Dans notre environnement d’Occidentaux, non seulement les thanatologues (croque-morts) ont tout mis en œuvre pour défigurer la mort en transfigurant celui qui repose là, exposé une dernière fois à notre vénération; mais il y a encore ceux et celles qui souhaitent vivement ne pas avoir conscience de sa présence et comme on dit, passer de vie à trépas subitement, sur la route, dans le sommeil, à pied levé, quoi! Sans prévoir, sans souffrir. Enfin d’autres sont à ce point harcelés par la peur de mourir ou de souffrir avant de mourir, qu’ils veulent en hâter l’échéance par une assistance qui réalisera «la mort douce».

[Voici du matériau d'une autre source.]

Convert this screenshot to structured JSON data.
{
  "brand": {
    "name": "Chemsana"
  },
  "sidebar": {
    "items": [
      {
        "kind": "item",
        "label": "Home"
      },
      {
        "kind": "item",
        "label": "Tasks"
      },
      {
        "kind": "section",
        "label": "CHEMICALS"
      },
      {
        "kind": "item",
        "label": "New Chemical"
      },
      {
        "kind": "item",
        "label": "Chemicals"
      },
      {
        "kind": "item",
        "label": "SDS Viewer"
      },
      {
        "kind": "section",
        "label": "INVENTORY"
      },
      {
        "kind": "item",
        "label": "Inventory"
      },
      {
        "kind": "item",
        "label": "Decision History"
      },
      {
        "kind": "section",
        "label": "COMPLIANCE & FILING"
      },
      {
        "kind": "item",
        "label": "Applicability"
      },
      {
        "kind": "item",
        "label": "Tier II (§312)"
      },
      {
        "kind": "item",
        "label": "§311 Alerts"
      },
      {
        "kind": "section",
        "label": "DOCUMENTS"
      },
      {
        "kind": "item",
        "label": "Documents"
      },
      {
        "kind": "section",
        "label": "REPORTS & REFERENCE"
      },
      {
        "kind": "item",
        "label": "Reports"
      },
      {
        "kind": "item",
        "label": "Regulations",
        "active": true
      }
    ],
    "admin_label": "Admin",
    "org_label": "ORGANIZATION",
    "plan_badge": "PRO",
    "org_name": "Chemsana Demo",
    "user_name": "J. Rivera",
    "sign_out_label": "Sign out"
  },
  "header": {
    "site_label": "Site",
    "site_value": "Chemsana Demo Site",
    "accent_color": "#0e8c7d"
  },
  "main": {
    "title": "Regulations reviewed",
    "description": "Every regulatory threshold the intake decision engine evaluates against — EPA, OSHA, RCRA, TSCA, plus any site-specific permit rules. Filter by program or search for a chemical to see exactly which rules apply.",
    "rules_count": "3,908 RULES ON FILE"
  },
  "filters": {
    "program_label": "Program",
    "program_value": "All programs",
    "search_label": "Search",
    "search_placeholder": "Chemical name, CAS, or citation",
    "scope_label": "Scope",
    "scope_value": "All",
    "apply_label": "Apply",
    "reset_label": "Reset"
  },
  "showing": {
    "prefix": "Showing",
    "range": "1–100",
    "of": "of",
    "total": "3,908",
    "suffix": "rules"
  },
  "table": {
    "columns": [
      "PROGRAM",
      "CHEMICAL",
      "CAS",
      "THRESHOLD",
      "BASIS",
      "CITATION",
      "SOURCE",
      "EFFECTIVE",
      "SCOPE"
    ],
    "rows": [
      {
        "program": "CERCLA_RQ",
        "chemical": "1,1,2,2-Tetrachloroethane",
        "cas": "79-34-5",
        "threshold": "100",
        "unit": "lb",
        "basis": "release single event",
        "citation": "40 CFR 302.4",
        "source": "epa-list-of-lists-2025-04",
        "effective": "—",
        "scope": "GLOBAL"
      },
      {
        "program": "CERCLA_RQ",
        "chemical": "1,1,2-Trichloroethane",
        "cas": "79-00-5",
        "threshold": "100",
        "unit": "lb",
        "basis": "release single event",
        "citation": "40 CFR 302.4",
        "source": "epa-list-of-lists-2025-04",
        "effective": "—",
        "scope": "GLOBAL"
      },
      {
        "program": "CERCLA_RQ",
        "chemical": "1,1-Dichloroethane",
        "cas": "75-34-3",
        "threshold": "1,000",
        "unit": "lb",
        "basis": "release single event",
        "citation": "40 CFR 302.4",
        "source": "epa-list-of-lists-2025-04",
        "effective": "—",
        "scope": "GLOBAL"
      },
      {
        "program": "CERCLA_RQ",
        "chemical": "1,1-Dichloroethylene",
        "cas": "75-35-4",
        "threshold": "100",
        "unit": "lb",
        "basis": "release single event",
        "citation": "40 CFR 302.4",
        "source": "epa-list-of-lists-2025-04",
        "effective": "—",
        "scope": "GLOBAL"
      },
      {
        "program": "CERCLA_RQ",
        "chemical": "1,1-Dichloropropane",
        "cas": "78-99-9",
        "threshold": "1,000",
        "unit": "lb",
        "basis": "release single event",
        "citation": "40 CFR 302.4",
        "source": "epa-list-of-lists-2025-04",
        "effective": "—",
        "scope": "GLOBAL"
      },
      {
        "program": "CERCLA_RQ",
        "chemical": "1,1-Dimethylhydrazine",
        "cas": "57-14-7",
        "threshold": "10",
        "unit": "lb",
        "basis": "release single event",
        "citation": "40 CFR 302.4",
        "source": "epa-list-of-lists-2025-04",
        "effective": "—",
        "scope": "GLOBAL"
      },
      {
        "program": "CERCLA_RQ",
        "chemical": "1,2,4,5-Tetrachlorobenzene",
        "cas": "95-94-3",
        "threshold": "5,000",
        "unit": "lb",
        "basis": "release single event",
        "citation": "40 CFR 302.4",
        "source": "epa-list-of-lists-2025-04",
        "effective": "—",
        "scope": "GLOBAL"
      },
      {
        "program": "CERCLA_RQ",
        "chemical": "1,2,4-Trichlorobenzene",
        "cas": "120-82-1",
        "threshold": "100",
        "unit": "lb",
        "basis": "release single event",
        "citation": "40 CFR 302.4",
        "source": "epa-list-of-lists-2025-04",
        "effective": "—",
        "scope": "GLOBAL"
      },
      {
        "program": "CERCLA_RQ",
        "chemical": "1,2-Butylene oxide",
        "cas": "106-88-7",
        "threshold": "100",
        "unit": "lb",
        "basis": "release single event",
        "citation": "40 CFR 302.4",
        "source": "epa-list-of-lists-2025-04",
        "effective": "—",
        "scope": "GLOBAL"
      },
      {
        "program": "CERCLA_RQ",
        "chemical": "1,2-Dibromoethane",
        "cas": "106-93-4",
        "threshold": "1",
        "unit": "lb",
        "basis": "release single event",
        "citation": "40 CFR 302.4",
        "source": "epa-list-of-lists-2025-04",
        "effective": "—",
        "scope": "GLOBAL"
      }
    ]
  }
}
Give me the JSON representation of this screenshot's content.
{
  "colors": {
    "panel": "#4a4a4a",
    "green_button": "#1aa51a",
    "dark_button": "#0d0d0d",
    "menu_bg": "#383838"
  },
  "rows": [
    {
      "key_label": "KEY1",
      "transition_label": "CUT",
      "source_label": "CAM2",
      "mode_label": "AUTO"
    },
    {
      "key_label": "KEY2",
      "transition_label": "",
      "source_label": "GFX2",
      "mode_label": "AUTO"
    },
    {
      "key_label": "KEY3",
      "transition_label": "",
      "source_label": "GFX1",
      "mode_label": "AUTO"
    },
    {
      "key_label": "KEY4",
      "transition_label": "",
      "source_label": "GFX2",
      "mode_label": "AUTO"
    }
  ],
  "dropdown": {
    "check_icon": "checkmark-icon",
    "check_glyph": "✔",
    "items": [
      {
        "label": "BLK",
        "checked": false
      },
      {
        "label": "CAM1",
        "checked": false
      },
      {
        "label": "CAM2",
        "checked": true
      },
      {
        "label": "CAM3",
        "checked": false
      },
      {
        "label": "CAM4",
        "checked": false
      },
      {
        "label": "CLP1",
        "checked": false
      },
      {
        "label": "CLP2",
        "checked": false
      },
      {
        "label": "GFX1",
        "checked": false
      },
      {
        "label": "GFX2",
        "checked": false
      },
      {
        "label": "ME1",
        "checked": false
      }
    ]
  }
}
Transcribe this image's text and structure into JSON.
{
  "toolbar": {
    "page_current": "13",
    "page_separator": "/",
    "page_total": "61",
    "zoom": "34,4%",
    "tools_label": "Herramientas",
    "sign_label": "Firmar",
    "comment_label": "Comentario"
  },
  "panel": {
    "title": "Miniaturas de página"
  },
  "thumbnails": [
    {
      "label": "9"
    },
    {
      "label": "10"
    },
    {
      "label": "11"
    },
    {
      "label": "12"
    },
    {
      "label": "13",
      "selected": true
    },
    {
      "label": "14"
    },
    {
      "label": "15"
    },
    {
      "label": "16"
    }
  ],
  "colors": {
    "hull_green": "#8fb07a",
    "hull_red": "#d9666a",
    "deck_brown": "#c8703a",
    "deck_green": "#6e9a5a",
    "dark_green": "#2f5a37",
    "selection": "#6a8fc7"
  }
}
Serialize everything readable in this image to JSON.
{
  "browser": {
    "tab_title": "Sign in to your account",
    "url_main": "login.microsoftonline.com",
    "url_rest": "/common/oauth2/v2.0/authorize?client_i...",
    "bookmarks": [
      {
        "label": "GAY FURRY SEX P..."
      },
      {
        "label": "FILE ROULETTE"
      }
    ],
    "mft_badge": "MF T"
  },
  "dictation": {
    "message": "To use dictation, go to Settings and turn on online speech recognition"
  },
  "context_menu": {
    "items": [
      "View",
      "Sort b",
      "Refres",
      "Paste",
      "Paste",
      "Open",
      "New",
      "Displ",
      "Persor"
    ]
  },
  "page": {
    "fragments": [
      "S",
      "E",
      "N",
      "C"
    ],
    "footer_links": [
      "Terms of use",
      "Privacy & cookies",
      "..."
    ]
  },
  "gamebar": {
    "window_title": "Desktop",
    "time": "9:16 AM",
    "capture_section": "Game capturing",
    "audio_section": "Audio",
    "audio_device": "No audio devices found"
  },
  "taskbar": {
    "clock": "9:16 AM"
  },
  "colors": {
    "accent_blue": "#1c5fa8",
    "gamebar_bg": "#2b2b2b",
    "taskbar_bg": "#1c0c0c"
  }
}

La mort au passé : hier, pour ne pas écrire autrefois, la mort constituait le passage de cette vie à l’autre vie. D’aucun ont tenté de traduire ce passage par une sorte de réincarnation. Le passage d’une incarnation à une autre. Qui peut vraiment et sciemment désirer se réincarner dans une autre existence mortelle? La seconde sera-t-elle plus agréable que la première? Pourrons-nous seulement choisir dans quelle autre vie nous pourrons recommencer? «Qui choisit prend pire», enseignait le sage.
Laissons-nous donc interpeller par ce magnifique chant des Laudes. Il ne peut que nous questionner en profondeur et nous situer comme des êtres voués à l’immortalité :
Le Seigneur passe
Ouvriras-tu quand frappe l’inconnu?
Peux-tu laisser mourir la voix
Qui réclame ta foi?
Le Seigneur passe.
Entendras-tu l’Esprit de Jésus-Christ
Il creuse en toi la pauvreté
Pour t’apprendre à prier.
Le Seigneur passe
Éteindras-tu l’amour qui purifie?
Veux-tu le fuir et refuser
D’être l’or au creuset?
Le Seigneur passe
Entreras-tu dans son Eucharistie?
Rappelles-toi que dans son corps
Il accueille ta mort. (Texte CFC)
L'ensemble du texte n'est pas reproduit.